None of us wishes to see stalled development blighting our cities, one would hope. Nonetheless, an inspector has found that a condition precluding the commencement of development of a site in west Yorkshire before contracts had been let was unnecessary, unreasonable and unenforceable (DCS Number 400-016-396).
The appeal related to a mixed use development of up to 11 storeys comprising residential with a ground floor A3 or A4 unit. The disputed condition stated “No development shall take place before contract(s) for the carrying out of the redevelopment of the site, including the works contract, have been made, and evidence of such contract(s) has been submitted to and agreed in writing by the Local Planning Authority.”
The site had a long planning history, the inspector noted, having originally been granted permission in 2008. The condition was imposed in 2015 in order to ensure a timely development without years of further delay. At that time the outline planning permission had approximately a year left to run, and there was concern that a ‘technical start’ could be made to prolong a permitted scheme indefinitely. By not completing the scheme, a blighted cleared site would be left, making no contribution to the regeneration of the area.

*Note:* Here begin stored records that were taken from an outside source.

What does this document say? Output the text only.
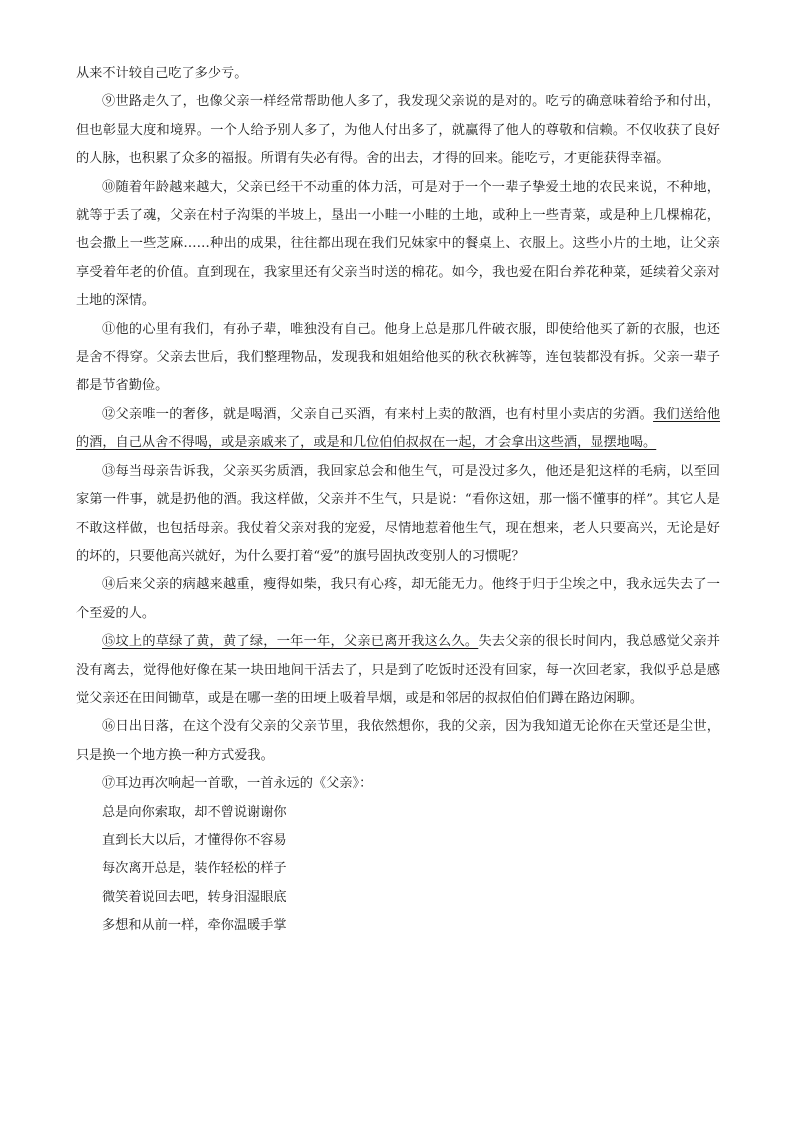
从来不计较自己吃了多少亏。

⑨世路走久了，也像父亲一样经常帮助他人多了，我发现父亲说的是对的。吃亏的确意味着给予和付出，但也彰显大度和境界。一个人给予别人多了，为他人付出多了，就赢得了他人的尊敬和信赖。不仅收获了良好的人脉，也积累了众多的福报。所谓有失必有得。舍的出去，才得的回来。能吃亏，才更能获得幸福。

⑩随着年龄越来越大，父亲已经干不动重的体力活，可是对于一个一辈子挚爱土地的农民来说，不种地，就等于丢了魂，父亲在村子沟渠的半坡上，垦出一小畦一小畦的土地，或种上一些青菜，或是种上几棵棉花，也会撒上一些芝麻……种出的成果，往往都出现在我们兄妹家中的餐桌上、衣服上。这些小片的土地，让父亲享受着年老的价值。直到现在，我家里还有父亲当时送的棉花。如今，我也爱在阳台养花种菜，延续着父亲对土地的深情。

⑪他的心里有我们，有孙子辈，唯独没有自己。他身上总是那几件破衣服，即使给他买了新的衣服，也还是舍不得穿。父亲去世后，我们整理物品，发现我和姐姐给他买的秋衣秋裤等，连包装都没有拆。父亲一辈子都是节省勤俭。

⑫父亲唯一的奢侈，就是喝酒，父亲自己买酒，有来村上卖的散酒，也有村里小卖店的劣酒。我们送给他的酒，自己从舍不得喝，或是亲戚来了，或是和几位伯伯叔叔在一起，才会拿出这些酒，显摆地喝。

⑬每当母亲告诉我，父亲买劣质酒，我回家总会和他生气，可是没过多久，他还是犯这样的毛病，以至回家第一件事，就是扔他的酒。我这样做，父亲并不生气，只是说：“看你这妞，那一惱不懂事的样”。其它人是不敢这样做，也包括母亲。我仗着父亲对我的宠爱，尽情地惹着他生气，现在想来，老人只要高兴，无论是好的坏的，只要他高兴就好，为什么要打着“爱”的旗号固执改变别人的习惯呢？

⑭后来父亲的病越来越重，瘦得如柴，我只有心疼，却无能无力。他终于归于尘埃之中，我永远失去了一个至爱的人。

⑮坟上的草绿了黄，黄了绿，一年一年，父亲已离开我这么久。失去父亲的很长时间内，我总感觉父亲并没有离去，觉得他好像在某一块田地间干活去了，只是到了吃饭时还没有回家，每一次回老家，我似乎总是感觉父亲还在田间锄草，或是在哪一垄的田埂上吸着旱烟，或是和邻居的叔叔伯伯们蹲在路边闲聊。

⑯日出日落，在这个没有父亲的父亲节里，我依然想你，我的父亲，因为我知道无论你在天堂还是尘世，只是换一个地方换一种方式爱我。

⑰耳边再次响起一首歌，一首永远的《父亲》：

总是向你索取，却不曾说谢谢你

直到长大以后，才懂得你不容易

每次离开总是，装作轻松的样子

微笑着说回去吧，转身泪湿眼底

多想和从前一样，牵你温暖手掌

The inspector observed that the reason given for the condition on the planning permission referenced the visual amenity and character of the area, not the objective of ensuring the completion of the development. If it were the latter, Planning Practice Guidance advises that conditions requiring a development to be carried out in its entirety would fail the test of necessity, she noted, and goes on to comment that such a condition would be difficult to enforce due to the range of factors that can influence a decision whether or not to carry out and complete a development. She found it understandable that the council would wish to ensure that the site was not cleared and left in an untidy state, particularly as it was located in a prominent location on a main route into the city. The condition, however, required evidence of the works contract to be submitted and agreed by the council, and as the wording of the condition was very broad in its scope it was unclear to her what the council was looking to approve. Either it could be evidence that a contract was in place or it could be the terms of the contract itself. If it were the latter, and the council did not approve the contract, its intervention in this regard would be unreasonable. She was also mindful that, should the contractor go into administration during the development, the council would be unable to enforce the completion of the scheme.

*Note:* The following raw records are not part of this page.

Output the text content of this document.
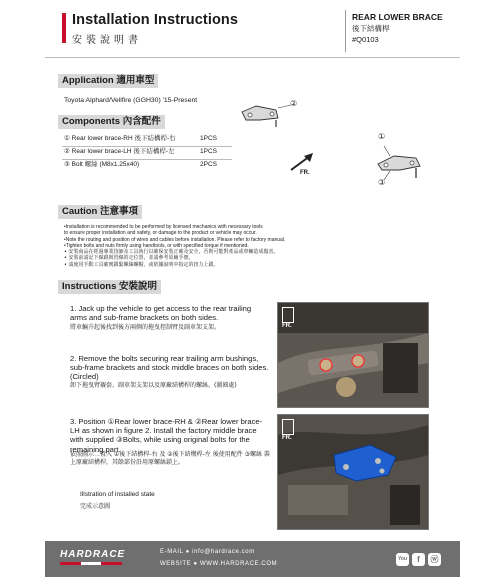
Installation Instructions
安裝說明書
REAR LOWER BRACE
後下結構桿
#Q0103
Application 適用車型
Toyota Alphard/Vellfire (GGH30) '15-Present	②
Components 內含配件
① Rear lower brace-RH 後下結構桿-右	1PCS
② Rear lower brace-LH 後下結構桿-左	1PCS
③ Bolt 螺絲 (M8x1.25x40)	2PCS
FR.
①
③
Caution 注意事項
•Installation is recommended to be performed by licensed mechanics with necessary tools
to ensure proper installation and safety, or damage to the product or vehicle may occur.
•Note the routing and position of wires and cables before installation. Please refer to factory manual.
•Tighten bolts and nuts firmly using handtools, or with specified torque if mentioned.
• 安裝商品在經過專業技師及工具執行以確保安裝正確及安全，否則可能對產品或車輛造成傷害。
• 安裝前請記下線路與管線的走位置，並請參考原廠手冊。
• 請使用手動工具確實鎖緊螺絲螺帽，或依據說明中指定的扭力上鎖。
Instructions 安裝說明
1. Jack up the vehicle to get access to the rear trailing arms and sub-frame brackets on both sides.
將車輛升起後找到後方兩側的拖曳控制臂及副車架支架。
2. Remove the bolts securing rear trailing arm bushings, sub-frame brackets and stock middle braces on both sides.(Circled)
卸下拖曳臂襯套、副車架支架以及原廠結構桿的螺絲。(圖圈處)
3. Position ①Rear lower brace-RH & ②Rear lower brace-LH as shown in figure 2. Install the factory middle brace with supplied ③Bolts, while using original bolts for the remaining part.
依照圖示二置入 ①後下結構桿-右 及 ②後下結構桿-左 後使用配件 ③螺絲 裝上原廠結構桿，其餘部份沿用原螺絲鎖上。
Illstration of installed state
完成示意圖
FR.
FR.
HARDRACE	E-MAIL ● info@hardrace.com
WEBSITE ● WWW.HARDRACE.COM
You	f	ⓦ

The inspector reasoned that whilst the redevelopment of the site had clearly stalled, no doubt partly due to the recession, there appeared to be no evidence that a developer would not complete the scheme once committed to it. In addition there was no evidence, she found, that if the buildings were to be demolished and the site cleared, the developer would leave the site in an untidy state. She pointed out that if that were to happen, the council would have other powers open to it, such as a Notice under Section 215 of the Town and Country Planning Act 1990 requiring the condition of the land to be remedied, or it could consider issuing a Completion Notice under Section 94 of the same Act.
The inspector acknowledged the council’s concerns to ensure that the redevelopment of the site took place in a timely manner and that the site was not cleared and left vacant detracting from the character of the area, but concluded that the condition was not necessary, and was unreasonable and unenforceable. Therefore, it failed to meet the tests set down in paragraph 206 of the Framework.